If someone thinks that hammering and criticising something will achieve something, well I can tell you it will be exactly the opposite because the action will be to close more doors.”
Infantino also accused journalists who questioned whether England supporters from India here in Qatar were ‘fake fans’ of racism. “Can someone who looks maybe like an Indian not cheer for England, or for Spain or Germany?” he asked. “You know what this is? This is racism. This is pure racism. And we can stop that.”
Infantino also made light of the late decision to ban alcohol from stadiums just 48 hours before the tournament kicks off. “If this is the biggest issue we have for the World Cup then I will resign immediately and go to the beach to relax,” he said.
“Let me first assure you that every decision taken at this World Cup is a joint decision between Qatar and Fifa. There will be many fan zones where you can buy alcohol in Qatar and fans can simultaneously drink alcohol. I think if for three hours a day you cannot drink a beer, you will survive.
“The same rules apply in France, Spain, Portugal and Scotland,” he continued. “Here it has become a big thing, because it is a Muslim country? I don’t know why. We tried and that is why I give you the late change of policy. We tried to see if it was possible.”
Infantino also insisted that any criticism of this World Cup should be directed at him and not Qatar. “If you need to criticise anybody, don’t put pressure on the players, the coaches. You want to criticise. You can crucify me. I’m here for that. Don’t criticise anyone. Don’t criticise Qatar. Let people enjoy this World Cup.”
“Do we want to continue to spit on the others because they look different, or they feel different?” he added. “We defend human rights. We do it our way. We obtain results. We got women fans in Iran. The Women’s League was created in Sudan. Let’s celebrate. Don’t divide.”
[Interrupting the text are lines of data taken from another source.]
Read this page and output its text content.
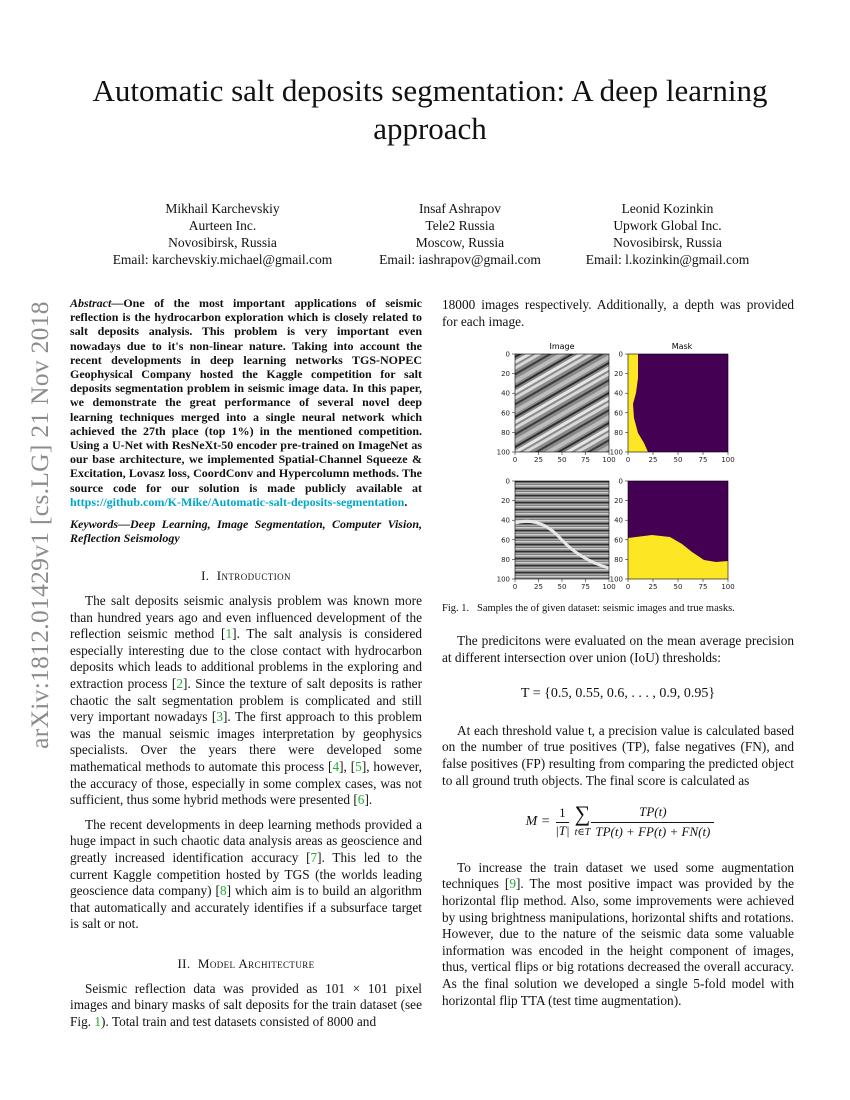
arXiv:1812.01429v1 [cs.LG] 21 Nov 2018
Automatic salt deposits segmentation: A deep learning approach
Mikhail Karchevskiy
Aurteen Inc.
Novosibirsk, Russia
Email: karchevskiy.michael@gmail.com
Insaf Ashrapov
Tele2 Russia
Moscow, Russia
Email: iashrapov@gmail.com
Leonid Kozinkin
Upwork Global Inc.
Novosibirsk, Russia
Email: l.kozinkin@gmail.com
Abstract—One of the most important applications of seismic reflection is the hydrocarbon exploration which is closely related to salt deposits analysis. This problem is very important even nowadays due to it's non-linear nature. Taking into account the recent developments in deep learning networks TGS-NOPEC Geophysical Company hosted the Kaggle competition for salt deposits segmentation problem in seismic image data. In this paper, we demonstrate the great performance of several novel deep learning techniques merged into a single neural network which achieved the 27th place (top 1%) in the mentioned competition. Using a U-Net with ResNeXt-50 encoder pre-trained on ImageNet as our base architecture, we implemented Spatial-Channel Squeeze & Excitation, Lovasz loss, CoordConv and Hypercolumn methods. The source code for our solution is made publicly available at https://github.com/K-Mike/Automatic-salt-deposits-segmentation.
Keywords—Deep Learning, Image Segmentation, Computer Vision, Reflection Seismology
I. Introduction

The salt deposits seismic analysis problem was known more than hundred years ago and even influenced development of the reflection seismic method [1]. The salt analysis is considered especially interesting due to the close contact with hydrocarbon deposits which leads to additional problems in the exploring and extraction process [2]. Since the texture of salt deposits is rather chaotic the salt segmentation problem is complicated and still very important nowadays [3]. The first approach to this problem was the manual seismic images interpretation by geophysics specialists. Over the years there were developed some mathematical methods to automate this process [4], [5], however, the accuracy of those, especially in some complex cases, was not sufficient, thus some hybrid methods were presented [6].

The recent developments in deep learning methods provided a huge impact in such chaotic data analysis areas as geoscience and greatly increased identification accuracy [7]. This led to the current Kaggle competition hosted by TGS (the worlds leading geoscience data company) [8] which aim is to build an algorithm that automatically and accurately identifies if a subsurface target is salt or not.

II. Model Architecture

Seismic reflection data was provided as 101 × 101 pixel images and binary masks of salt deposits for the train dataset (see Fig. 1). Total train and test datasets consisted of 8000 and

18000 images respectively. Additionally, a depth was provided for each image.

Image	Mask
0
20
40
60
80
100
0 25 50 75 100
0
20
40
60
80
100
0	25 50 75 100
0
20
40
60
80
100
0 25 50 75 100
0
20
40
60
80
100
0	25 50 75 100
Fig. 1. Samples the of given dataset: seismic images and true masks.

The predicitons were evaluated on the mean average precision at different intersection over union (IoU) thresholds:

T = {0.5, 0.55, 0.6, . . . , 0.9, 0.95}

At each threshold value t, a precision value is calculated based on the number of true positives (TP), false negatives (FN), and false positives (FP) resulting from comparing the predicted object to all ground truth objects. The final score is calculated as

$M = \frac{1}{|T|}$ ∑
t∈T
TP(t)
TP(t) + FP(t) + FN(t)

To increase the train dataset we used some augmentation techniques [9]. The most positive impact was provided by the horizontal flip method. Also, some improvements were achieved by using brightness manipulations, horizontal shifts and rotations. However, due to the nature of the seismic data some valuable information was encoded in the height component of images, thus, vertical flips or big rotations decreased the overall accuracy. As the final solution we developed a single 5-fold model with horizontal flip TTA (test time augmentation).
The media conference ended with the Fifa director of media relations, Bryan Swanson, addressing the room. Swanson, a former Sky Sports reporter said: “I am sitting here as a gay man in Qatar. We have received assurances that everyone will be welcome and I believe everyone will be.
“Just because he [Infantino] is not gay, does not mean he does not care. He does. You see the public side and I see the private side. I have thought long and hard about whether I should say this. I do feel strongly about it.
We care about everyone at Fifa. I have a number of gay colleagues. I am fully aware of the debate and fully respect people’s opinions. When he says we are inclusive, he means it.”